Ma è fondamentale l’apporto di tutto il “sistema Paese”, per la filiera del vino. A partire dall’Ice, “che in questi mesi non si è mai fermata e ha investito tanto anche sui canali digitali, creando 31 vetrine on line in diversi Paesi dedicate al made in Italy, di cui 12 specifiche per il vino in collaborazione con realtà come Tannico o Eataly”, ha ricordato il presidente dell’Agenzia, Carlo Ferro. O come le stesse fiere, a partire da Vinitaly, “che è una grande piattaforma di supporto al business delle imprese, in Italia e nel mondo, ma anche di relazioni e comunicazione - ha sottolineato il direttore Veronafiere, Giovanni Mantovani - ed avere sviluppato la fiera anche come driver di supporto alle aziende, di comunicazione e di conoscenza dei mercati, con strumenti specifici, ha dato a Vinitaly una centralità nel dialogo con le imprese del vino. Il digitale – ha detto ancora Mantovani - farà parte del nuovo modo di fare fiera, e con la nostra piattaforma “Vinitaly plus” ormai si è in fiera 365 giorni all’anno. Nel 2022 la competizione nel settore fieristico sarà ancora più importante e complessa di prima, sarà più difficile attrarre buyer, per esempio e quindi servirà un’offerta più qualificata. Tutti gli indicatori, per esempio, ci dicono che anche nel prossimo anno non avremo fisicamente il mercato asiatico presente, ma dovremo raggiungerlo lo stesso. Abbiamo già un nostro player fieristico di proprietà in Asia - ha sottolineato Mantovani - stiamo studiando di fare un’iniziativa analoga in Usa, e vogliamo essere in compagni ideali per le imprese anche in Europa”.
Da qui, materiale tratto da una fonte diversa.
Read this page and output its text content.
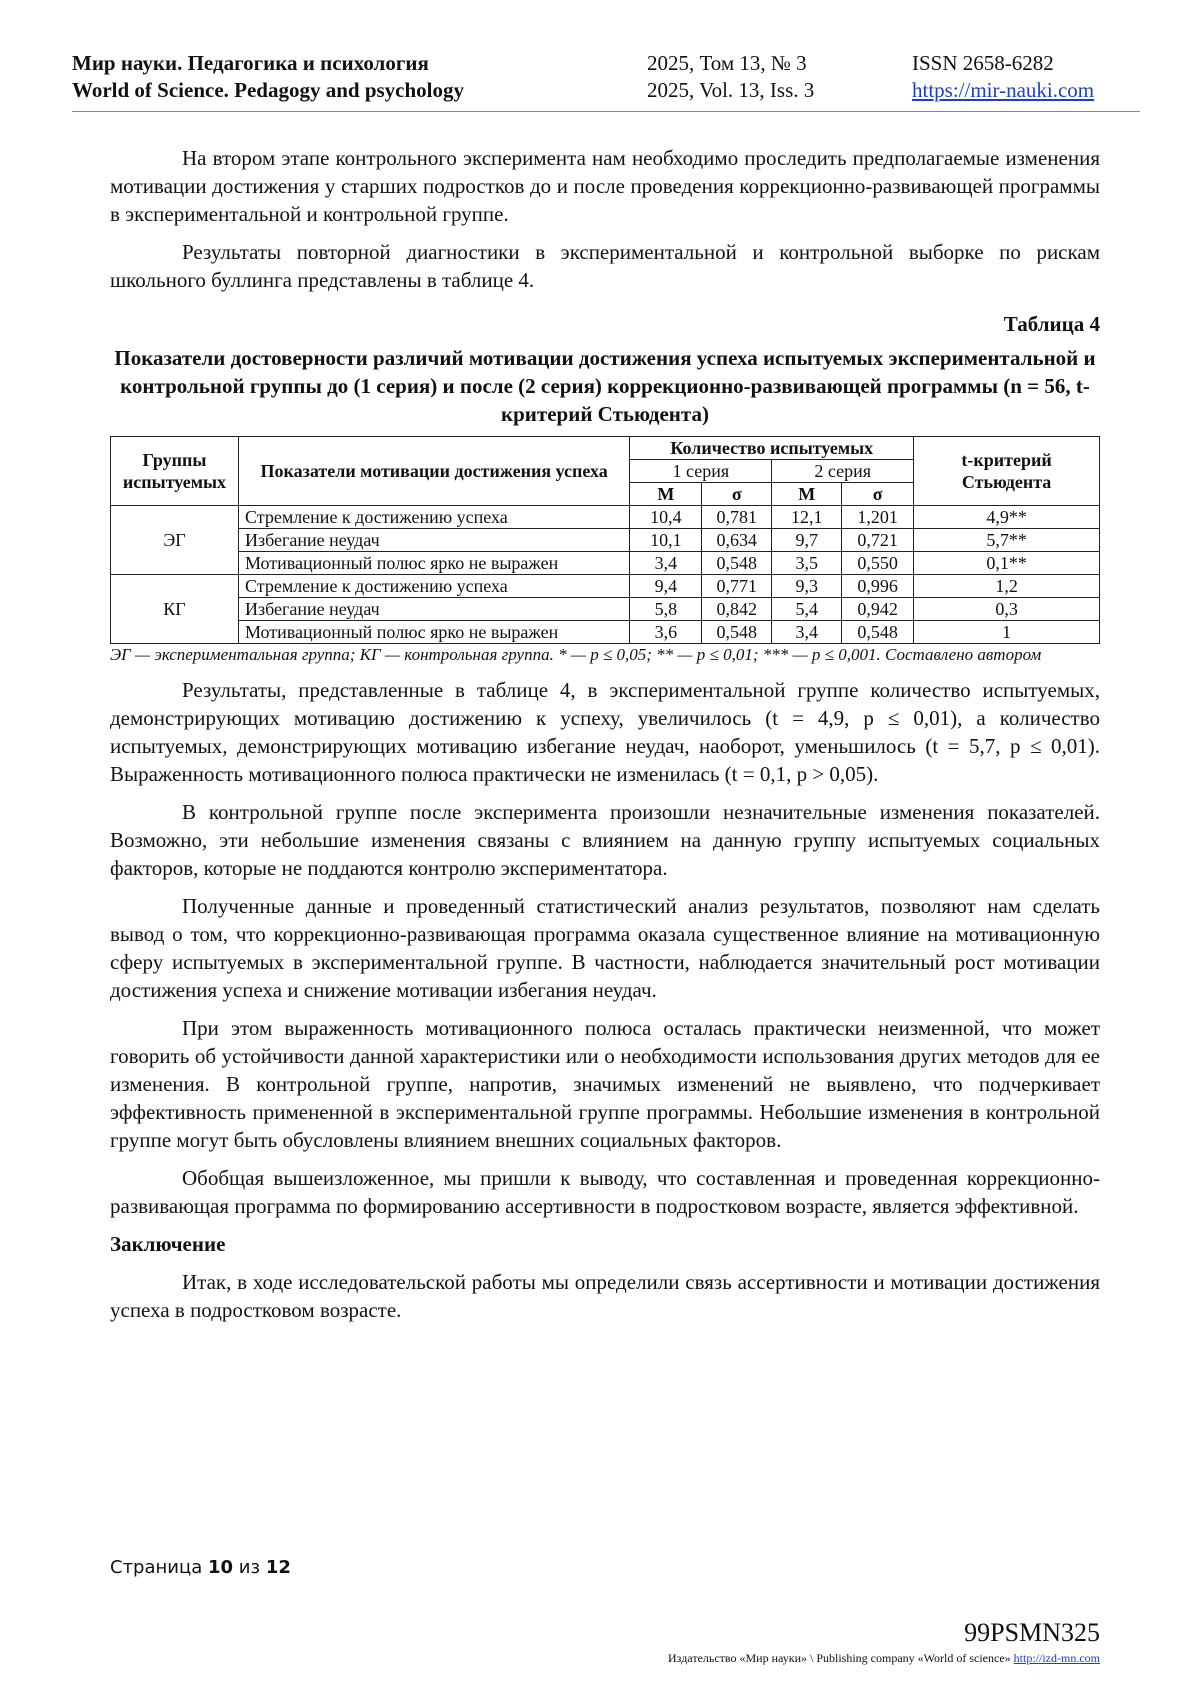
Мир науки. Педагогика и психология
World of Science. Pedagogy and psychology
2025, Том 13, № 3
2025, Vol. 13, Iss. 3
ISSN 2658-6282
https://mir-nauki.com

На втором этапе контрольного эксперимента нам необходимо проследить предполагаемые изменения мотивации достижения у старших подростков до и после проведения коррекционно-развивающей программы в экспериментальной и контрольной группе.

Результаты повторной диагностики в экспериментальной и контрольной выборке по рискам школьного буллинга представлены в таблице 4.

Таблица 4
Показатели достоверности различий мотивации достижения успеха испытуемых экспериментальной и контрольной группы до (1 серия) и после (2 серия) коррекционно-развивающей программы (n = 56, t-критерий Стьюдента)
Группы испытуемых	Показатели мотивации достижения успеха	Количество испытуемых				t-критерий Стьюдента
		1 серия		2 серия		
		M	σ	M	σ	
ЭГ	Стремление к достижению успеха	10,4	0,781	12,1	1,201	4,9**
	Избегание неудач	10,1	0,634	9,7	0,721	5,7**
	Мотивационный полюс ярко не выражен	3,4	0,548	3,5	0,550	0,1**
КГ	Стремление к достижению успеха	9,4	0,771	9,3	0,996	1,2
	Избегание неудач	5,8	0,842	5,4	0,942	0,3
	Мотивационный полюс ярко не выражен	3,6	0,548	3,4	0,548	1

ЭГ — экспериментальная группа; КГ — контрольная группа. * — p ≤ 0,05; ** — p ≤ 0,01; *** — p ≤ 0,001. Составлено автором

Результаты, представленные в таблице 4, в экспериментальной группе количество испытуемых, демонстрирующих мотивацию достижению к успеху, увеличилось (t = 4,9, p ≤ 0,01), а количество испытуемых, демонстрирующих мотивацию избегание неудач, наоборот, уменьшилось (t = 5,7, p ≤ 0,01). Выраженность мотивационного полюса практически не изменилась (t = 0,1, p > 0,05).

В контрольной группе после эксперимента произошли незначительные изменения показателей. Возможно, эти небольшие изменения связаны с влиянием на данную группу испытуемых социальных факторов, которые не поддаются контролю экспериментатора.

Полученные данные и проведенный статистический анализ результатов, позволяют нам сделать вывод о том, что коррекционно-развивающая программа оказала существенное влияние на мотивационную сферу испытуемых в экспериментальной группе. В частности, наблюдается значительный рост мотивации достижения успеха и снижение мотивации избегания неудач.

При этом выраженность мотивационного полюса осталась практически неизменной, что может говорить об устойчивости данной характеристики или о необходимости использования других методов для ее изменения. В контрольной группе, напротив, значимых изменений не выявлено, что подчеркивает эффективность примененной в экспериментальной группе программы. Небольшие изменения в контрольной группе могут быть обусловлены влиянием внешних социальных факторов.

Обобщая вышеизложенное, мы пришли к выводу, что составленная и проведенная коррекционно-развивающая программа по формированию ассертивности в подростковом возрасте, является эффективной.

Заключение

Итак, в ходе исследовательской работы мы определили связь ассертивности и мотивации достижения успеха в подростковом возрасте.

Страница 10 из 12
99PSMN325
Издательство «Мир науки» \ Publishing company «World of science» http://izd-mn.com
A chiudere, ricordando le tante sfide che attendono il vino italiano in Europa, è stato il Ministro delle Politiche Agricole Stefano Patuanelli. “Il vino è eccellenza, cultura, è la capacità degli italiani di legare prodotti della terra e territori, e dobbiamo far crescere il valore aggiunto di una filiera virtuosa che lo redistribuisce. Ma ci sono tanti elementi che ci preoccupano e sui cui dobbiamo lavorare con attenzione. Penso alle politiche sanitarie, che nel nome della salute vorrebbero standardizzare anche il modello alimentare, lo stesso per tutti. Ma non è possibile, ed in particolare il modo di bere moderato, il bicchiere di vino a pasto della dieta Mediterranea, che è benessere, non lo faremo attaccare da nessuno, che sia l’Europa o l’Onu. Penso al sistema delle Dop e delle Igp, che funzionano bene ma che sono sotto attacco. Penso al tema del nome Prosek che la Croazia vuole tutelare: se l’Ue consentisse questo, sarebbe come istituzionalizzare l’Italian Sounding e non lo consentiremo, stiamo lavorando ad una memoria di opposizione alla posizione croata, anche con il Sottosegretario Gianmarco Centinaio, che sia inattaccabile. Anche perchè il Prosecco è un valore aggiunto per tutto il made in Italy, oltre che per il vino, e non consentiremo che succeda di nuovo quanto successo con il Tocai con l’Ungheria”.
Messaggi e programmi che arrivano da un’apertura di “Vinitaly Special Edition”, da cui il settore del vino riparte per scrivere il suo futuro in quella che, come si dice in questi tempi, sarà la “nuova normalità”.